Von den Strömungen meines Geistes unbeirrt, sah ich sie heranrollen und ließ sie wieder abebben, ohne mich an sie zu hängen.
    Kurz vor Sonnenuntergang stand ich auf, streckte mich, tat ein paar tiefe Atemzüge, um alle Spannung und Sorge auszuatmen, die mich vielleicht beeinträchtigen könnten – und trat mitten auf die Lichtung. Bleib zuversichtlich, ermahnte ich mich. Vertraue auf dein Basis-Selbst. Es weiß, was zu tun ist.
    Zuerst versuchte ich mir vorzustellen, wo Mama Chia war. Ich entspannte mich und wartete darauf, daß ein Bild vor meinem inneren Auge auftauchte. Und ihr Gesicht erschien auch tatsächlich vor mir, aber es wirkte wie ein Bild, das ich mir aus der Erinnerung zusammengebastelt hatte. Die Umgebung, in der sie sich befand, konnte ich nicht erkennen. Dann lauschte ich mit meinen inneren Ohren auf irgendeinen Hinweis, vielleicht gar ihre Stimme. Doch auch das funktionierte nicht.

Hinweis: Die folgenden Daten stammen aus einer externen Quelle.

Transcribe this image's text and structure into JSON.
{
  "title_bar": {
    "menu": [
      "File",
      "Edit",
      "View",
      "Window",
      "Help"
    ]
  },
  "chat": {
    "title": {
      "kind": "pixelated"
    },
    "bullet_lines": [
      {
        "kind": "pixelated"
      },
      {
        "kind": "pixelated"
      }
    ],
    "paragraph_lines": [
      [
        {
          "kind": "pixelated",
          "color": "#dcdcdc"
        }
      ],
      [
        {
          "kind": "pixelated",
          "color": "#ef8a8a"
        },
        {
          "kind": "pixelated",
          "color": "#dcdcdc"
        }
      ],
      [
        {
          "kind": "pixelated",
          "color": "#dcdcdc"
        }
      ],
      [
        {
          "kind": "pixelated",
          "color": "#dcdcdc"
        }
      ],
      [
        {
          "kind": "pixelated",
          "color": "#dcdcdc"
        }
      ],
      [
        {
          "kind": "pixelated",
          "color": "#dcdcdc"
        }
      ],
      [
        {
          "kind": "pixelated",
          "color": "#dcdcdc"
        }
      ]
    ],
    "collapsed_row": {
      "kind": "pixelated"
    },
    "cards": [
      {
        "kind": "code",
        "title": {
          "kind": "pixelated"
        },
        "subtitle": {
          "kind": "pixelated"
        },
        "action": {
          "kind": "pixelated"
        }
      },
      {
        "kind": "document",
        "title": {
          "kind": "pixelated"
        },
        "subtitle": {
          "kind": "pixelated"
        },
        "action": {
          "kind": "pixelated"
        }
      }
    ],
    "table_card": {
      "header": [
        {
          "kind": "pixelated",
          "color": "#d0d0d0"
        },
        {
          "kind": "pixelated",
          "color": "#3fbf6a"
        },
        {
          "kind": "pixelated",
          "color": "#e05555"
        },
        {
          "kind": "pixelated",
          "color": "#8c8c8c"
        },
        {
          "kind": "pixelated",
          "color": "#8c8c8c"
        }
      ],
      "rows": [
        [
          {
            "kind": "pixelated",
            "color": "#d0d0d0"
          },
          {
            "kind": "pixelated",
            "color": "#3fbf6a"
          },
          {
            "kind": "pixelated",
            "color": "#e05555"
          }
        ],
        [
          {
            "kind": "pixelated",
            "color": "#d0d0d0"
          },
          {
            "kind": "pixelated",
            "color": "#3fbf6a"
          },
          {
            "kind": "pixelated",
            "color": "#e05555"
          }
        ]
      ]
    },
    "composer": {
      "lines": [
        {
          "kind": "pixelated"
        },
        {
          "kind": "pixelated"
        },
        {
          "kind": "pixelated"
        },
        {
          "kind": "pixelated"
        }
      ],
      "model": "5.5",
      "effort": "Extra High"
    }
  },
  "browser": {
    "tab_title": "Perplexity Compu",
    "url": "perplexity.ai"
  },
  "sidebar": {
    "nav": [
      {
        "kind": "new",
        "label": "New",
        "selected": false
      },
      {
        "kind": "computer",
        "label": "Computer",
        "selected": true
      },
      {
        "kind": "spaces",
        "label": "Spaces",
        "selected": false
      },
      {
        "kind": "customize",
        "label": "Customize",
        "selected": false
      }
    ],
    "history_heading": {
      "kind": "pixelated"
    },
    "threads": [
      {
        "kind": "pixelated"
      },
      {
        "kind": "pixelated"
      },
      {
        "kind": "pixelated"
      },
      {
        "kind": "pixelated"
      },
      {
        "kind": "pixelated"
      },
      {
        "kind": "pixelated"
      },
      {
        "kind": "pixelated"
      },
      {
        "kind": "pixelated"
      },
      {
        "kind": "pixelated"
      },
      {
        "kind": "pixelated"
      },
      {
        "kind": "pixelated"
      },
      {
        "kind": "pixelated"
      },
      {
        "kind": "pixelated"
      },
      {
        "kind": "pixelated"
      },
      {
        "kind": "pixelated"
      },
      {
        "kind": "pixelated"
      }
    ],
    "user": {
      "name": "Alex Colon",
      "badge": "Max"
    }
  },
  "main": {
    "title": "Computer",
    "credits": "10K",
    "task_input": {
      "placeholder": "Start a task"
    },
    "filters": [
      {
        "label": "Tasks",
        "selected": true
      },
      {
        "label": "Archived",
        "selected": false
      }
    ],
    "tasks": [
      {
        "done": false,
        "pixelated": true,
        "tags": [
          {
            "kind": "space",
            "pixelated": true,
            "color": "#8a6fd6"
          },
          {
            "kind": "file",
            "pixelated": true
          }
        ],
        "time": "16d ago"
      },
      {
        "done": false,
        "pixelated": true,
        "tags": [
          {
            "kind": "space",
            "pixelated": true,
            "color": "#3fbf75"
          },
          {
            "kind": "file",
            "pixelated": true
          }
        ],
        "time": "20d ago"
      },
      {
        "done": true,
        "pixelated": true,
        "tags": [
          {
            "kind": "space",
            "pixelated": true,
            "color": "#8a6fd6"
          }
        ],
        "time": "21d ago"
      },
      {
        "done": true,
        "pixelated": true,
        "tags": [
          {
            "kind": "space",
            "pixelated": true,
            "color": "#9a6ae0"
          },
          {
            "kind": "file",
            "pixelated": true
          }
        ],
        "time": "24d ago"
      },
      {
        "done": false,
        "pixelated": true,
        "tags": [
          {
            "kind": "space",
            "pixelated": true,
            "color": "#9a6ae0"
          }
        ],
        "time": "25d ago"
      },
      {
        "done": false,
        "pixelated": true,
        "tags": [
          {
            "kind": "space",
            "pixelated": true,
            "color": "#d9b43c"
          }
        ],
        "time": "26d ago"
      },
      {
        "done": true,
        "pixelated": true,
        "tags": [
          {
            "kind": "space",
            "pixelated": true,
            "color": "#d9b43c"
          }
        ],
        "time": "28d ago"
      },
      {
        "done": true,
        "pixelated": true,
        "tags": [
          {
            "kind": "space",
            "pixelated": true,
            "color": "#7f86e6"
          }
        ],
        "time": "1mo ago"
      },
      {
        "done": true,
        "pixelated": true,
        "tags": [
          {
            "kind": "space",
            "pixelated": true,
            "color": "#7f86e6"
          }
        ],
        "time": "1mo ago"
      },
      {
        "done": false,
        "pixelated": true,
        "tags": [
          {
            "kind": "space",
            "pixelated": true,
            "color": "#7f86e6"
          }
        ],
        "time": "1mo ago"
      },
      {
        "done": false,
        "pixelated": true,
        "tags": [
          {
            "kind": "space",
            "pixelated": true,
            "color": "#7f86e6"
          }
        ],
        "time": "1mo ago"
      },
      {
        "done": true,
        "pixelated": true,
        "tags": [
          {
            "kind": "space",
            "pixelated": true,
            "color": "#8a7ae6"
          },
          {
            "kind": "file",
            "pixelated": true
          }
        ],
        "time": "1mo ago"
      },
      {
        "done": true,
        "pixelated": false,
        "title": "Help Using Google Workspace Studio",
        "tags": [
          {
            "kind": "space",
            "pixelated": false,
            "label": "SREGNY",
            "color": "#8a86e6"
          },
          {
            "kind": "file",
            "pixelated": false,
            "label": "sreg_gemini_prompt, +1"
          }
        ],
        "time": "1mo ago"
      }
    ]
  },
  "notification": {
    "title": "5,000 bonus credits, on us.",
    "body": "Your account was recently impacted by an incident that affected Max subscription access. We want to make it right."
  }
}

    Als ausgebildeter Sportler hatte ich ein besonders feines Bewegungsempfinden entwickelt – ich war mir meines Körpers sehr bewußt. Also setzte ich diese Fähigkeit ein: Ich bewegte mich langsam im Kreis und versuchte die Richtung zu erfühlen, in die ich gehen mußte. Doch da schaltete mein Verstand sich ein: Vielleicht sitzt sie ganz einfach auf der Veranda vor ihrem Haus! Nein – wahrscheinlich ist sie am Froschteich. Oder vielleicht im Wald in der Nähe der Hütte von Joseph und Sarah oder Fuji und Mitsu. Oder sie schleicht sich heimlich in meine Hütte und wartet, bis ich die Suche aufgebe!
    Plötzlich wurde mir bewußt, daß sich mein Verstand verselbständigte, und ich schob diese Gedanken weit von mir. Das war nicht der richtige Zeitpunkt für logische Überlegungen.
    Du mußt es einfach fühlen! sagte ich mir. Stumm bat ich mein Basis-Selbst, es mir zu verraten. Ich drehte mich weiter langsam im Kreis und wartete. Und plötzlich kam mir die Eingebung: »Ja!« In meiner Aufregung schrie ich es laut in den Wald hinein. Mein Arm zeigte in eine bestimmte Richtung. Ich spürte dabei eine Art innerer Bestätigung, so wie bei anderen Ahnungen »aus dem Bauch heraus«, die ich früher schon gehabt hatte, nur viel intensiver. Mein
Bewußtes Selbst meldete sofort alle möglichen Zweifel an: Das ist doch albern. Das ist nur eine Ausgeburt deiner Phantasie.